Wish you had more free time? Outsource your chores.

Working Mother Magazine – September Issue, 2006

Working mothers are constantly wishing that they could be in (at least) two places at once-especially when Spot has to go to the vet on the morning of the school play. Since cloning capabilities are still a ways off, Stacey Hall, 47, a real estate agent and mom of two, discovered another solution: outsourcing.

After her second child was born, she started farming out all of the mandatory household duties like laundry and time-consuming errands like vet appointments. “If I try to do it all, I’m a basket case,” says Stacey, who lives in Los Gatos, CA. “Delegating these tasks allows me to spend quality time with my children, to help with homework instead of frantically trying to handle the housework.”

These days, Stacey is an expert at outsourcing everything from dusting to gift shopping. She says she spends an average of $600 a month to have other people do her chores. But buying some extra time can cost you as little as $16.

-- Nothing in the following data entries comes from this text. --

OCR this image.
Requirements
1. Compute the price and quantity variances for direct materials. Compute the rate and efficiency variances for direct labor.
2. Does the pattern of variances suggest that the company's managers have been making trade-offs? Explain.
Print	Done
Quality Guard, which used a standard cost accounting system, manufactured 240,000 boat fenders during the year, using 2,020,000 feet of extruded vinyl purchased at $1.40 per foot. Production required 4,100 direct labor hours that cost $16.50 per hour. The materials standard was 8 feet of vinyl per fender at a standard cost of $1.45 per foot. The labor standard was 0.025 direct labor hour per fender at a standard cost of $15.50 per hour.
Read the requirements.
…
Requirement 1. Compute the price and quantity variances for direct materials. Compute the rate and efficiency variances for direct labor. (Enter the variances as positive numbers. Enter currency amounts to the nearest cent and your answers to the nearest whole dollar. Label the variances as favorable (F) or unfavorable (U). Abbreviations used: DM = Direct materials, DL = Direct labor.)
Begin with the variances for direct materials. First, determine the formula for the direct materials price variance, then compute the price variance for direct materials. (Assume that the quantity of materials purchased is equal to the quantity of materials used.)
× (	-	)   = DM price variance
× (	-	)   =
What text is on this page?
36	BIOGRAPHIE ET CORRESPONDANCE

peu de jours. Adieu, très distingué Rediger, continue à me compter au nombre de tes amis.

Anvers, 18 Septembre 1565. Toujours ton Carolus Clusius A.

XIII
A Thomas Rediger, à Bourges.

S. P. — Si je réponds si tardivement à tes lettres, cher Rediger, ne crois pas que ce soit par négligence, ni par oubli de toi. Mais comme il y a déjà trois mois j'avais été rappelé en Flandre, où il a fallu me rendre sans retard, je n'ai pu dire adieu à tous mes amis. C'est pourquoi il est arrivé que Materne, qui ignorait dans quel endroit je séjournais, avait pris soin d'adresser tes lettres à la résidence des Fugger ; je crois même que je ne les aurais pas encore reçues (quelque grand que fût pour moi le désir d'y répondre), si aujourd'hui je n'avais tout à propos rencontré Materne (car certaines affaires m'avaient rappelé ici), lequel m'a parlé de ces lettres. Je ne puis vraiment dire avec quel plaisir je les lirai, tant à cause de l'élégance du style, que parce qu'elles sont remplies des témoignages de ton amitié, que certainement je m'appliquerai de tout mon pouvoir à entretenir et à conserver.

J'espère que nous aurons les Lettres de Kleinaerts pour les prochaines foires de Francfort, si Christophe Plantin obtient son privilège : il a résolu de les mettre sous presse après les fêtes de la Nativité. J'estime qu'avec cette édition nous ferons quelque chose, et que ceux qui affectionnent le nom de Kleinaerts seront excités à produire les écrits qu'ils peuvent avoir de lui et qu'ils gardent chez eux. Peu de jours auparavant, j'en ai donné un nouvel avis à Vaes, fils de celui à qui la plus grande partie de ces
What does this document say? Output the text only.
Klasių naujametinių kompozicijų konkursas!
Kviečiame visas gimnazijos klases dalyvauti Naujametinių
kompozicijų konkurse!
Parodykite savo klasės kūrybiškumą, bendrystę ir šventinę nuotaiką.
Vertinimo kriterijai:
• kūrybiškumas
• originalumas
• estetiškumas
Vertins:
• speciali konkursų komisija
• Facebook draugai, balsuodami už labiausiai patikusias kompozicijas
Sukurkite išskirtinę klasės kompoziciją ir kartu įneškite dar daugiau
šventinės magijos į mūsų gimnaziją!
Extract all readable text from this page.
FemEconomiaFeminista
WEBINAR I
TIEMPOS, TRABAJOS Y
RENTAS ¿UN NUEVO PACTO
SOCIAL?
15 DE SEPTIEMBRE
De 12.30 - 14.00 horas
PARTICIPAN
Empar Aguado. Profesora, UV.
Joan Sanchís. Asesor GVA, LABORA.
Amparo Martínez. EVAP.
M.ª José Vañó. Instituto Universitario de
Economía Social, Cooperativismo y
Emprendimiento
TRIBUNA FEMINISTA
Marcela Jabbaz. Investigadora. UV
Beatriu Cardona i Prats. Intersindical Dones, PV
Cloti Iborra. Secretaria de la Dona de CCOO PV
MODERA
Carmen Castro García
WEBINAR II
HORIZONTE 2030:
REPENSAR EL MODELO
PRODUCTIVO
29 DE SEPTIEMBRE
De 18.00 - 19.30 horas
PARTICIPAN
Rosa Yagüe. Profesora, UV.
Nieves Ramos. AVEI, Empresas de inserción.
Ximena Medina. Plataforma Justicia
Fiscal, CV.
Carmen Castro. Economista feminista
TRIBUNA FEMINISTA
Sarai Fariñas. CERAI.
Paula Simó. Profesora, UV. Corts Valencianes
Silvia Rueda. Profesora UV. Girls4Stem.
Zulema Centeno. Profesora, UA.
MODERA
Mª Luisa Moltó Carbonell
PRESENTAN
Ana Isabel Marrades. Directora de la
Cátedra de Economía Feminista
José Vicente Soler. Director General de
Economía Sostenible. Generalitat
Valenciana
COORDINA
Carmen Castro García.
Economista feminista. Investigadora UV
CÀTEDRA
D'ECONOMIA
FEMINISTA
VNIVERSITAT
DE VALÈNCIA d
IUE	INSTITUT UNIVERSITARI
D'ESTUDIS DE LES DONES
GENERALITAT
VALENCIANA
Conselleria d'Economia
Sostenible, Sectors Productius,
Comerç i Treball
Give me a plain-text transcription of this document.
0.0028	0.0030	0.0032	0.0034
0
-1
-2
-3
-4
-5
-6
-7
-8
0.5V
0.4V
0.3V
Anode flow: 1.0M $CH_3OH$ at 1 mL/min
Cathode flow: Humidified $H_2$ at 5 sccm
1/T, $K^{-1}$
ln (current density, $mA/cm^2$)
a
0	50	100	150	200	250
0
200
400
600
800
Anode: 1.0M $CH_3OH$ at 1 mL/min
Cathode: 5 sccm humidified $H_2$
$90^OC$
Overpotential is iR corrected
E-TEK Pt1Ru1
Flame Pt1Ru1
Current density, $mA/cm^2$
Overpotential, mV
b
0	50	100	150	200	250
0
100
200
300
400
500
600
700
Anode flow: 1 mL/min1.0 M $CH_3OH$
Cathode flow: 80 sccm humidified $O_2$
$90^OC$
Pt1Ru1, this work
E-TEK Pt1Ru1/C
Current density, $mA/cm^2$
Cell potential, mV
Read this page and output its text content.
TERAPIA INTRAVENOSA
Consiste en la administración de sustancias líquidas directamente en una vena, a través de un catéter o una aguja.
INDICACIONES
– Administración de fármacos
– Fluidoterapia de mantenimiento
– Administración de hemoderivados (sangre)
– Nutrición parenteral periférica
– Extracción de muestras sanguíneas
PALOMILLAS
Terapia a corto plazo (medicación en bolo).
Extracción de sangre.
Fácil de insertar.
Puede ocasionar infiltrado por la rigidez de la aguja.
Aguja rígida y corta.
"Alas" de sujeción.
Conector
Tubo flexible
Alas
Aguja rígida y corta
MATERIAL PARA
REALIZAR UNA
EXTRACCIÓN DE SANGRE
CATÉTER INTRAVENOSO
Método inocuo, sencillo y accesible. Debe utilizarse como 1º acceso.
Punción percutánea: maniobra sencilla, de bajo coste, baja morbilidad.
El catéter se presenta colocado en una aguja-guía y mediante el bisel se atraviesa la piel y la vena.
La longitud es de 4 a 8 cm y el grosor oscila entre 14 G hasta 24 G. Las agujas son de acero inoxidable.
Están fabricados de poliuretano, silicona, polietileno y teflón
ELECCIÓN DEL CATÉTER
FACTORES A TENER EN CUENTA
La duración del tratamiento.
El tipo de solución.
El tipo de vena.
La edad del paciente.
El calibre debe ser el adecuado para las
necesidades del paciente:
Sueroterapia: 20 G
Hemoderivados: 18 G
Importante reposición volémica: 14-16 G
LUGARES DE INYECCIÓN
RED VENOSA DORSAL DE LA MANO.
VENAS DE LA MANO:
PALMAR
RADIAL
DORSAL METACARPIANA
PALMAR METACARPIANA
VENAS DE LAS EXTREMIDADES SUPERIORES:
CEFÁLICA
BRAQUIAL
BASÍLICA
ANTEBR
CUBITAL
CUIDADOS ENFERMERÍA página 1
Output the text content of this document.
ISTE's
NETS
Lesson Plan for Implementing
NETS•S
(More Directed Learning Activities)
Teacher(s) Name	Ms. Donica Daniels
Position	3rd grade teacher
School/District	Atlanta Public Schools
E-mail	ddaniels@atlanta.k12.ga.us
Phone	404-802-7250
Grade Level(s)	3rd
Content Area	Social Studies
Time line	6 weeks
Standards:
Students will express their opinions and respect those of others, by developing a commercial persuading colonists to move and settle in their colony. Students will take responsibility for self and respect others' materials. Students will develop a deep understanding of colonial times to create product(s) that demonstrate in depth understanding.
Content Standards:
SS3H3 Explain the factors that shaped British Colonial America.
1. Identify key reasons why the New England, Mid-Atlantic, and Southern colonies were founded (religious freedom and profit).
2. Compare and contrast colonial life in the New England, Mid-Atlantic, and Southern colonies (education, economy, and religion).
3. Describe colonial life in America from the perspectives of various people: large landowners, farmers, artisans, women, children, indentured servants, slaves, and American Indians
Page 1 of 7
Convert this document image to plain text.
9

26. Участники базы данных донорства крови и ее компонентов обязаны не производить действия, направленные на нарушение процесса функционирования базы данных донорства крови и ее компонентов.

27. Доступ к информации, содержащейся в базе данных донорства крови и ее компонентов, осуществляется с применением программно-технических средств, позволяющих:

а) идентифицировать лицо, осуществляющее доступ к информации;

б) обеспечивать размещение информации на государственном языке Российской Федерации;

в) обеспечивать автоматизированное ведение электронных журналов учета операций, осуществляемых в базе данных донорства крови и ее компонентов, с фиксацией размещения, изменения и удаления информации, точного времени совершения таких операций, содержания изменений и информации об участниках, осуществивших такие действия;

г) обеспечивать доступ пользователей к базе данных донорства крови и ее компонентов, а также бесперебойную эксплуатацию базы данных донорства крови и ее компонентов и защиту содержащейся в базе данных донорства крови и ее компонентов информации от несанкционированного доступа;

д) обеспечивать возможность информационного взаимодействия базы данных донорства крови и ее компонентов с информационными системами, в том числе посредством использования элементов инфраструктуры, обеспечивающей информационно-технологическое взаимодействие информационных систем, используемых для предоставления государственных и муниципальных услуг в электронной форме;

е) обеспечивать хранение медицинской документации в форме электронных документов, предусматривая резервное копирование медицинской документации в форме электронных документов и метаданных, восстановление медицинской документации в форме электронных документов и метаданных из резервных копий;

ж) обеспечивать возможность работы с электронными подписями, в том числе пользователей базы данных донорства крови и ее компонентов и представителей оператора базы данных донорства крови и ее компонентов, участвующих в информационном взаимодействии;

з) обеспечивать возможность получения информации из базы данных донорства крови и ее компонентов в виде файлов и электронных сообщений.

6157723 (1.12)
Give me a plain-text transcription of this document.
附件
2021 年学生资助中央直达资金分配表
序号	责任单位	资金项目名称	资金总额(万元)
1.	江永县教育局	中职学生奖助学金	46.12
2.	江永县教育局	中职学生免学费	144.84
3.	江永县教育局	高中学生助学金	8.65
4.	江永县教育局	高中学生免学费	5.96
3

That’s what Stacey pays per hour to Julie Robinson, owner of Errand Solutions. Last summer, after working in the accounts payable department of a major corporation for five years, Robinson, a 39-year-old mother of three who lives in San Jose, CA, decided to start her errands business because she often found herself overwhelmed by her to-do list. “Most of the corporate world is not friendly to people with children,” says Robinson. So she bet that outsourcing wasn’t just a corporate solution anymore-it was what working moms needed in their overscheduled lives.

Her hunch paid off: Nearly all of her clients are working mothers. Now Robinson comes to their rescue, whether it’s waiting for a home inspector, chauffeuring a child to a tutoring session or picking up new window shades form the hardware store.

Fortunately, armies of entrepreneurs like Robinson are willing to do tasks you never thought could be hired out. No time to pay the bills? Hate bookkeeping? Irene Kuda and Christine Morris, owners of the Queens, NY-based Christine’s Errand Service, will make sure the car payment is madeand get the car washed and waxed for $20 an hour. Like many of their colleagues in the errand business, Morris and Kuda advertise on Craigslist (www.craigslist.org), the mostly free online classifieds service that has over 300 worldwide sites. The Internet makes it easy to find good help these days. But old-fashioned Help Wanted signs are worth putting up, especially on bulletin boards at local community colleges, Stacey says. The signs should clearly state what you need done (laundry, gift shopping) and how many hours a week you think these tasks will take.

Don’t mention money on the signs, though. “I never put how much I will pay for something, because some people are willing to do the job for less than what you think,” Stacey says. “And if there is someone really great who charges a dollar more than what you’re offering, she’ll be discouraged from calling you.”

College students may run errands for $10 to $12 an hour, well below the going rate of $15 to $20. But even established services may offer some cost relief. Christine’s Errand Service may adjust its hourly rate from $20 to $15 for a regular client, Kuda says. Noel Sutter of Mill Valley, CA, charges $25 to $30 an hour for most errands but charges only $10 for pickup/drop-off of things like dry cleaning for her elderly clients.

Aside from cost and references, an initial conversation should include a detailed description of the job you need done. “You can weed out a lot of folks on the phone,” Stacey says. Ask for at least three references, and when you call them, inquire about the person’s work habits. Also look for red flags like a bad driving record, a long period of unemployment or an unreliable vehicle. “Listen to your working-mom instincts,” says Stacey. Once you check references and decide on a person, do a walk-through of the task and create a to-do list. If you’re hiring someone to buy a gift, for example, go online and print out a picture of what you want. If you want her to do laundry, show her how you like it to be done. “Directions are key,” Stacey says. “If I don’t make the task very clear, it doesn’t get done the way I want.”

Of course, not everything can be outsourced. You can’t hire someone to take that spin class or sneak in an hour of yoga. But you can hire someone to go grocery shopping while you work up a sweat.